Wednesday, July 27, 2011
A Crisis of Trust
Recently, many companies were forced to take their stocks off the market because of credibility problems. Since March, five Chinese companies were dismissed from the U.S. stock market, and 15 companies were asked to stop transactions.
Because of the credibility concerns, some stock trading companies have already prohibited using loans to buy more than 130 stocks. The U.S. listed Chinese companies are facing a trust crisis. Many companies are under suspicion for faking financial statements. Also, the SEC said they are investigating the financial statements of the Chinese companies listed on the U.S. stock market who have entered by merging with U.S. companies.
Since this year, it’s become a trend in the U.S. to question listed Chinese companies. These companies may be questionable because they withhold some information, don’t abide by transaction rules, or are in questionable financial condition.
Among those companies who were asked to stop transactions, one of them was asked less than two months after the company went IPO.
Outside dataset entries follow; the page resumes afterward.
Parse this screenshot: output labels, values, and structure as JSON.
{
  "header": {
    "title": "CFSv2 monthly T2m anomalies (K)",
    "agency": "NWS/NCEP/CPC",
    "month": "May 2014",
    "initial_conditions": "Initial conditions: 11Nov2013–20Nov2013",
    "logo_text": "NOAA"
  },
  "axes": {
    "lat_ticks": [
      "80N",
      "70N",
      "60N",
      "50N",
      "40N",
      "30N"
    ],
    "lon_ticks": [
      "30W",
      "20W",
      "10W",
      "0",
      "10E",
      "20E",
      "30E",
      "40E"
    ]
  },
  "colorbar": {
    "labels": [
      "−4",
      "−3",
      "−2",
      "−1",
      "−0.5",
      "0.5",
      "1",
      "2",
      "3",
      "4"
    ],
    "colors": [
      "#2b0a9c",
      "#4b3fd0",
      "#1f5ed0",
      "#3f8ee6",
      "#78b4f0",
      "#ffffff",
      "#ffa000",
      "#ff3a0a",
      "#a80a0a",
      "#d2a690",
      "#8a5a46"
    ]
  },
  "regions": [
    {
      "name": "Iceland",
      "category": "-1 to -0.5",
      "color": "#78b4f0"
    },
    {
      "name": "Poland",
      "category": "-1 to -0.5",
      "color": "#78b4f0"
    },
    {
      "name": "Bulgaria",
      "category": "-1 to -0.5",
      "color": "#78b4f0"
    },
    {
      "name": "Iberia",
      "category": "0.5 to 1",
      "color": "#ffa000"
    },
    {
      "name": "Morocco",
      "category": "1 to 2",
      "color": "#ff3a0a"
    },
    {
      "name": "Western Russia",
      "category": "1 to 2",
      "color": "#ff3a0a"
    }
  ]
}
Because lots of Chinese companies are in trouble, many stock trading companies have already begun shorting those companies. Two of them are Muddy Waters Research and Citron Research. Interestingly enough, these two research institutes investigate fraudulent companies and also short stocks at the same time. It is no surprise that they are doing quite well.
Fraud in China is not limited to corporations. Not long ago, investigation by the National Statistics Bureau revealed a large number of plagiarized research papers among Chinese scholars. In the patent industry, inventors in China will often divide up a single invention into dozens of patents for each part in order to get tax exemptions and to appear more innovative. Chinese banks in the past have also distorted their financial reports to make themselves seem profitable.
Clearly, a decade ago, it was the trend to question the quality of Chinese manufactured goods. Now that China has entered the financial sector, their companies are also coming under suspicion.